Joyoliving News : 2021年01月09日掲載

エールは続くよ、どこまでも

1月末まで、阿見で

昨秋放送が終了したNHK連続テレビ小説「エール」。主人公のモデルとなった作曲家・古関裕而(1909〜89)の弟で後半生を阿見町で過ごした弘之さん(享年77)の絵画展が、今月末まで町内で開かれている。

古関隆太郎さん
「父の生きた証を知ってほしい」と話す古関隆太郎さん=2020年12月16日、阿見町実穀の「ひるげゆうげ くらや」

福島県出身の弘之さん。ドラマでの描かれ方と違い裕而とは「ひろちゃん、兄さん」と呼び合う仲で、共に幼少から音楽や絵画に親しんだ。長じて硝子工芸デザインの仕事に就いたが、両親の死去で帰郷し県職員として糊口をしのいだ。

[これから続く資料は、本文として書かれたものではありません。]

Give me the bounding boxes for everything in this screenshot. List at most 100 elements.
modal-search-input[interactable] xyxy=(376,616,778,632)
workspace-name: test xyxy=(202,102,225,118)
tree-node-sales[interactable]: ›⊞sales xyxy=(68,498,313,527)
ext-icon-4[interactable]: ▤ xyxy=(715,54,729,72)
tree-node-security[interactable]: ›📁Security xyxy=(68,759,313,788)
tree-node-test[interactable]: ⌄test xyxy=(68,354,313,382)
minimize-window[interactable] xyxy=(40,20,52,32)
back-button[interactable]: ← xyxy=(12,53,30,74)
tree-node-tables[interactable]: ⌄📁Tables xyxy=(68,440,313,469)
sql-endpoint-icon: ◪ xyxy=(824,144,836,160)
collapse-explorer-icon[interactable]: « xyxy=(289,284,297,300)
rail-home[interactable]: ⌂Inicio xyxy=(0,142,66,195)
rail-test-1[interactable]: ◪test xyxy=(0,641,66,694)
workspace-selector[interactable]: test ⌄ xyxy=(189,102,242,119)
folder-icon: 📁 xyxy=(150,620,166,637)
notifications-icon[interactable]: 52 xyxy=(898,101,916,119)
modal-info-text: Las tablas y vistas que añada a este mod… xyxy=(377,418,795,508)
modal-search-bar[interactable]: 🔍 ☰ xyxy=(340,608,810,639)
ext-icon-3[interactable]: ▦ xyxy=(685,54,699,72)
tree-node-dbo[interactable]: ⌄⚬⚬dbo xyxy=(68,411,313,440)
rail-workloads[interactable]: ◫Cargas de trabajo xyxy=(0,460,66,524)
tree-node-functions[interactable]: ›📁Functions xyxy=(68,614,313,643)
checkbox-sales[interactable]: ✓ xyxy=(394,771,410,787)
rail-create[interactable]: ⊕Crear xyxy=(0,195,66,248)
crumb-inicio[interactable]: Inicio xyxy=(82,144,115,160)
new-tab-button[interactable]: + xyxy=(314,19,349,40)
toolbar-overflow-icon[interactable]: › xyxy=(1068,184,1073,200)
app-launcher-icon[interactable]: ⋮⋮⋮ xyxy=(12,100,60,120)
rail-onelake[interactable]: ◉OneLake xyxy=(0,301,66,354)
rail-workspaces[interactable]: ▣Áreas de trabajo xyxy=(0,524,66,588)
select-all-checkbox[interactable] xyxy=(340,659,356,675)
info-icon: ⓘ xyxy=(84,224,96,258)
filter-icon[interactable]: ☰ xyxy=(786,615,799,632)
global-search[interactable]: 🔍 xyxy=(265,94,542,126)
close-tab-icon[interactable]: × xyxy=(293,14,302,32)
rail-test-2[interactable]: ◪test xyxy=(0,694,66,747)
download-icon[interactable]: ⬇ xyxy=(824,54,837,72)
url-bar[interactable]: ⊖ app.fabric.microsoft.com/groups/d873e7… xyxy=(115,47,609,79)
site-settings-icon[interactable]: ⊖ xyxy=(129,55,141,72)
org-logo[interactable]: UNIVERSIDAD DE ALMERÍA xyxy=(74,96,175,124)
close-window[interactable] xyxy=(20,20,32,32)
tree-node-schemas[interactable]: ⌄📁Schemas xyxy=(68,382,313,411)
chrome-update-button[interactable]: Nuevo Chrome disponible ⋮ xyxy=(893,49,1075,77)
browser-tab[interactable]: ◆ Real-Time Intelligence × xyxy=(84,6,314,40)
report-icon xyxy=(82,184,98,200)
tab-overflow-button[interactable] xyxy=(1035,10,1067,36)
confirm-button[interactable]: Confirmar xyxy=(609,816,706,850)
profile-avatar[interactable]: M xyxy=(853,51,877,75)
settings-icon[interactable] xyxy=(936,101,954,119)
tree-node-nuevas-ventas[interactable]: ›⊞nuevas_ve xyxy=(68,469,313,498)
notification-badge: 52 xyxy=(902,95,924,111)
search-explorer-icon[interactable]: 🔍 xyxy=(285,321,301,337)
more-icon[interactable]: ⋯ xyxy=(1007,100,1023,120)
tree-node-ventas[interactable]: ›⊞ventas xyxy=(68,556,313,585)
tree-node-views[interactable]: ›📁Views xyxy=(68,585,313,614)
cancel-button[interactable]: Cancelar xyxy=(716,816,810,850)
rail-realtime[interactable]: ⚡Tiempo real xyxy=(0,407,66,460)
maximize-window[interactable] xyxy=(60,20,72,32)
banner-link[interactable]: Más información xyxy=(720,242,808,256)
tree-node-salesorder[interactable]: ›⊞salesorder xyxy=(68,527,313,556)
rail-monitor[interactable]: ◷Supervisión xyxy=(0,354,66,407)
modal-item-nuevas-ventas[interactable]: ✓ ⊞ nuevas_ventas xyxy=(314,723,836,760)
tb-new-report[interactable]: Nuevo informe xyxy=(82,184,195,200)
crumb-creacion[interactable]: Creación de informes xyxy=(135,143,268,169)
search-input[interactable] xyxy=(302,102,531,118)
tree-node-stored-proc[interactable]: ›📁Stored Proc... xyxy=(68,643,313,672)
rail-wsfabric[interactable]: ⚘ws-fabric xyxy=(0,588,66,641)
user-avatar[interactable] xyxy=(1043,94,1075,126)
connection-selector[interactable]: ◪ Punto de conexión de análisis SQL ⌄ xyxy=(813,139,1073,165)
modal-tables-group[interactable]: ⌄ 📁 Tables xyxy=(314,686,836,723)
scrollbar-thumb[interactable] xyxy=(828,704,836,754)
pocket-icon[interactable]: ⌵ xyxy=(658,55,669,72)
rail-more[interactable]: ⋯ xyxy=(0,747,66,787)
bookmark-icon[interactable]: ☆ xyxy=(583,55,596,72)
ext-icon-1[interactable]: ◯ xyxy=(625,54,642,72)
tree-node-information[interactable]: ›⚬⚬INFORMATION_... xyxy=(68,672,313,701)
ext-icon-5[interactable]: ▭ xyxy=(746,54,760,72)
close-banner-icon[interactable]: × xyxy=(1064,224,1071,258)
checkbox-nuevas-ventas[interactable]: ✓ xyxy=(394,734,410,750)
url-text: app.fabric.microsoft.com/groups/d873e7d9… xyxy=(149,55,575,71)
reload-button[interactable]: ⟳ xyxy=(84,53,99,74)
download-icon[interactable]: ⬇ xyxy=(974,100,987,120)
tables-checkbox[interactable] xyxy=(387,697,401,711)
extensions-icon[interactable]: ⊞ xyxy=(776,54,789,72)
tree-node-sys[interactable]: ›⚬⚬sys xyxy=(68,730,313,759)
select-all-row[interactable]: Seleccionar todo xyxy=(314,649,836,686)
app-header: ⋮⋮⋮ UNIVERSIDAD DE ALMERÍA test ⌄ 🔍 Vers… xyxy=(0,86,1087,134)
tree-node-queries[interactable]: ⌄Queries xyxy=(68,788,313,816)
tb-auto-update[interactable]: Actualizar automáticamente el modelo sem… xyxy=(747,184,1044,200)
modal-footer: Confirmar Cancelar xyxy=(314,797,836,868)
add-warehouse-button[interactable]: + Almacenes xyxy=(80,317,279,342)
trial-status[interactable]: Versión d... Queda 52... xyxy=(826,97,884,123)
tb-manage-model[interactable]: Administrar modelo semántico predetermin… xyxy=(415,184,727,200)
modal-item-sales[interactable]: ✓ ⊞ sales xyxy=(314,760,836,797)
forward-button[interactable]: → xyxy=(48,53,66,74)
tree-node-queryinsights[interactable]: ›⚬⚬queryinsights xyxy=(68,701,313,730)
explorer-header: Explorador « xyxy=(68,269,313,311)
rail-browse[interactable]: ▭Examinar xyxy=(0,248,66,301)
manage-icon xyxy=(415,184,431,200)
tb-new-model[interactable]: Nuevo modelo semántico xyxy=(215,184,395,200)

長男の隆太郎さん(74)が当時を振り返る。「伯父は忙しい人でしたが帰省時には温泉や母の実家に連れて行ってくれましてね」。伯父に似て、父も一途な人生を送った。

50代で早期退職し上京。グラフィックやインテリアデザインの仕事に就いた。遅くまで仕事に没頭する横顔が生き生きしていた。

1975年(昭和50)阿見町に越した父は町臨時職員となり、休日は画材道具を自転車の荷台に結わえベージュ色のベレー帽をかぶり町内を描いて回った。

水彩画は町広報紙の表紙を飾り、80年代に開校した朝日中と阿見二小の校歌を伯父が作曲する橋渡しもした。

昭和18年公開の映画「決戦の大空へ」の主題歌で23万枚の大ヒットを記録した「若鷲の歌」には、こんなエピソードが残っている。

作曲のため土浦海軍航空隊に一日体験入隊した裕而。後日、曲を携え常磐線に乗り利根川に差し掛かった際、ふと哀愁を帯びた短調のメロディが浮かんだ。

教官と練習生に両方のメロディを披露すると教官は勇ましい長調を、予科練生は皆短調を支持した。

「命を惜しまぬ」彼らにも、故郷の山河や残してきた親兄弟があるだろう―。「伯父はその心残りを音楽で表現したのだと思います」と隆太郎さん。

昭和の終わりから平成にかけ、伯父、母、そして父が相次いで亡くなった。

1997年、隆太郎さんは父の遺作展を開き、伯母・金子の故郷愛知県豊橋市と福島市でドラマ化の署名活動が始まると、妻と各所を奔走した。

弘之さんが描いた阿見町の風景
弘之さんが描いた阿見町の風景

父が愛用のキセルを吹かし、スケッチブックを開いて談笑にふけっていた自宅近くのそば店併設のギャラリーには、町の風景や最晩年孫に贈った猿蟹合戦、桃太郎など昔話のデザイン画が約50点並んでいる。

作曲を通して世の中にエールを送り続けた伯父と、デザインを通じて失われた町の風景を記録し続けた父。

隆太郎さんは「父の生きた証を少しでも皆さんに知ってもらいたい」と話している。